Chapter
3 – Another Guardian
Spring, March
8th 2012
“Shiro onee-chaaan!!!”
teriak Kenichiro sambil menggedor – gedor pintu kamarku. Aku pun terbangun dan
membuka pintu kamarku dan melihat Kenichiro masih teriak – teriak.
“Hei hei. Sudah kakak
sudah bangun kok.” Ucapku masih setengah mengantuk dan mengucek mataku.
“Cepatlah turun kebawah
kak. Aoi onii-chan sedang membuatkan sarapan untuk kita semua!” ucap Kenichiro
dengan riang lalu Ia turun menuruni tangga dan berlari kedapur.
“Ah? H-hei tunggu… Ah
sudahlah anak itu cepat sekali larinya. Tapi sejak kapan Aoi bisa memasak? Dia
kan laki – laki, mana bisa memasak? Ah mungkin dia Hanya memasak makanan yang
ringan saja.” Ucapku sambil tertawa kecil lalu mengambil handuk dan membereskan
diriku.
Setelah mandi dan
merapihkan kasurku akupun turun kebawah dengan membawa tas ku. Ketika mendengar
suara tawa didapur aku menghentikan langkahku untuk masuk ke dapur dan
mendengarkan obrolan ibuku bersama mereka.
“Wah ternyata hebat
juga ya Aoi-kun. Kamu pandai memasak juga.” Puji ibuku
“Terimakasih, aku sudah
terbiasa.” Ucap Aoi.
“Kalau begitu Aoi
onii-chan tinggal bersama kita saja bu. Biar aku punya teman dirumah!” ucap
Kenichiro bersemangat.
‘Baru hari pertama Aoi
datang kerumahku Ia sudah membawa kebahagiaan tersendiri untuk ibu dan adikku.
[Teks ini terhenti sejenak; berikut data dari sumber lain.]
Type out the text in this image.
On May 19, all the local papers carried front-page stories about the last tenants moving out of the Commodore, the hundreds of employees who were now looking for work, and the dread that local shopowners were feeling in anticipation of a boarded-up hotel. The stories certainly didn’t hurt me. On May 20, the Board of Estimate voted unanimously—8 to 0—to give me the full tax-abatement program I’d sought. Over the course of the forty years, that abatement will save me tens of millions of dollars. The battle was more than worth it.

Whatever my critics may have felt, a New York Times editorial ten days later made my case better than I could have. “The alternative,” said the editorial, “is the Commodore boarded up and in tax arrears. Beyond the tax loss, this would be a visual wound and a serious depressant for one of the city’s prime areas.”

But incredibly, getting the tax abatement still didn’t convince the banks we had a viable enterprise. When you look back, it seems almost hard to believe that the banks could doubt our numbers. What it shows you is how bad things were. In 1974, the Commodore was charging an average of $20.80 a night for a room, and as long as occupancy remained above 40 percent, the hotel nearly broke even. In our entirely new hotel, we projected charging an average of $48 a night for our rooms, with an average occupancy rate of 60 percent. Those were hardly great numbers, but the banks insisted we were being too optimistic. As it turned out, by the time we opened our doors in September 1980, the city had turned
Sebenarnya apa yang direncanakannya?’ pikirku lalu masuk kedapur.
“Ah, selamat pagi
Shiro-chan.” Sapa ibuku dengan ramah seperti biasanya.
“Selamat pagi bu.”
Balasku singkat dan duduk ditempatku.
“Silahkan dimakan.” Ucap
Aoi sambil memberiku sepiring pancake yang dituang saus coklat dihadapanku.
“Terimakasih,
Ishizaki-san. Hmm sepertinya enak. Apa kau juga seorang chef?” tanyaku sambil
memujinya. Tapi Aoi hanya terdiam saja dan menikmati sepiring pancake miliknya.
Setelah beberapa menit
berlalu kami akhirnya selesai dengan sarapan kami dan Kenichiro pun sudah
berangkat sekolah terlebih dahulu. Aku juga sudah bersiap – siap lalu
berpamitan dengan ibuku.
“Ibu, aku berangkat
dulu yaa?” ucapku kepada ibuku.
“Kalau begitu aku akan
mengantarkanmu.” Ucap Aoi menawarkan dirinya untuk mengantarkanku.
“Huh? Kau tidak sekolah
ditempatmu?” tanyaku.
“Mulai hari senin besok
aku akan bersekolah ditempatmu. Aku—“
“Aoi-kun akan
bersekolah disekolahmu. Kasihan kan dia harus kembali ke sekolahnya yang dulu.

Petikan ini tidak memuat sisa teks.